Como é conhecido por todos, se o documento físico do prontuário é propriedade do hospital, as informações ali contidas não o são, pois pertencem aos pacientes. Esta é a base do direito à privacidade e confidencialidade dos pacientes, cujo correspondente dever (de sigilo) cabe aos profissionais de saúde e à própria instituição.

Contudo, um acesso a estas informações contidas no prontuário (seja de papel ou seja eletrônico) é apenas a parte mais externa do exercício desse direito. O que importa ter acesso se a letra do profissional for ininteligível? O que acrescenta receber as informações, todas elas em termos técnicos indecifráveis?
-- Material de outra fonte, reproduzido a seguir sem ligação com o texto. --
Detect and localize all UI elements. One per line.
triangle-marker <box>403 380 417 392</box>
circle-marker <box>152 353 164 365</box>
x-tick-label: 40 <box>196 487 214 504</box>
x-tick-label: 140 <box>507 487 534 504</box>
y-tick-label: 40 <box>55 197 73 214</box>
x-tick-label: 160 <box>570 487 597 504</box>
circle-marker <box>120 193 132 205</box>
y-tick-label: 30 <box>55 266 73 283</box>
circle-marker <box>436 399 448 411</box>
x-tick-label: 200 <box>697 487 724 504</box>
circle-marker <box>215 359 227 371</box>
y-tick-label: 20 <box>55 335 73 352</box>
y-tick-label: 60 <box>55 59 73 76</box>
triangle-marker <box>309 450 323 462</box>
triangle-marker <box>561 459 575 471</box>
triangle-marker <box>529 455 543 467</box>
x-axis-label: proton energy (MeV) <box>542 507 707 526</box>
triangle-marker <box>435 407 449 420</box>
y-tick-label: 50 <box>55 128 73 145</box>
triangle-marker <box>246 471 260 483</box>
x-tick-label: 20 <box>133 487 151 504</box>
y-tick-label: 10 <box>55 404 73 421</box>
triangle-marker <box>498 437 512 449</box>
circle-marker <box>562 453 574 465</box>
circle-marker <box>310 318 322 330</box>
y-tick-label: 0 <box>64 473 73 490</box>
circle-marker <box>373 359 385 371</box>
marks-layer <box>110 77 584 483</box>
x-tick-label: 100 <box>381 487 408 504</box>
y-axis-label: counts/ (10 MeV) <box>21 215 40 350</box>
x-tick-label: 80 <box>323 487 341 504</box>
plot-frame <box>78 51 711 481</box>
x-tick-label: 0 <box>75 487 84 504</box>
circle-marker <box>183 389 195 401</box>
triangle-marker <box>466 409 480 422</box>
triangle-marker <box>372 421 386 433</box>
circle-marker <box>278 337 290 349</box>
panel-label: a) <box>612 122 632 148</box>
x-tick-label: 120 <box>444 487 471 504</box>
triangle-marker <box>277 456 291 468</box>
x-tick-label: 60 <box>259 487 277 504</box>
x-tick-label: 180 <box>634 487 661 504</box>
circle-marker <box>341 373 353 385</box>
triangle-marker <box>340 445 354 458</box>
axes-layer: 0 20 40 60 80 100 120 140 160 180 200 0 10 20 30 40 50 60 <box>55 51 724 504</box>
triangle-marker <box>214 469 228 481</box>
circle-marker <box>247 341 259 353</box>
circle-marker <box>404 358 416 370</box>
O que significa ter contato com essa massa de dados, se alguns dos principais podem ser omitidos?

Um pleno exercício desses direitos requer, obrigatoriamente, que as informações sejam compreensíveis e leais ao paciente. Não fazer isso, é atuar “para inglês ver” e é afastar o paciente daquele protagonismo que dissemos no começo. Além disso, só com a compreensão do que está acontecendo consigo é que o paciente tem a real chance de manifestar sua intenção que, de resto, é a tradução do que chamamos consentimento informado.

De forma ainda mais profunda e definitiva, deveríamos até mesmo buscar introduzir no prontuário o ponto-de-vista do paciente, tal qual se faz com uma evolução médica. Afinal, somente o paciente é capaz de dizer o que está sentindo a cada momento, quais suas angústias, medos e esperanças; todos fatores determinantes para uma maior acuidade ao sugerir um tratamento para o mesmo.

Esta última ideia é o que a Antropologia Médica procura trabalhar; cadeira inexistente (ao que me consta) de nossas faculdades.

Por fim, não seria desarrazoado imaginar que o paciente poderia contribuir também em uma análise mais profunda de falhas e erros cometidos pelo sistema (eventualmente até por seus profissionais), contribuindo, desta forma, para a evolução das práticas adotadas. Isto já foi, inclusive, objeto de um outro paper meu: Como os hospitais poderiam utilizar os erros profissionais para melhorar a segurança do paciente?

Não consigo ver uma outra aplicação genuína e honesta para o termo “empoderamento do paciente” enquanto filosofia para se alcançar uma verdadeira revolução no sistema de saúde.

As possibilidades estão todas elas à nossa disposição. Basta vontade política, criatividade e persistência para fazermos a diferença no mercado de saúde.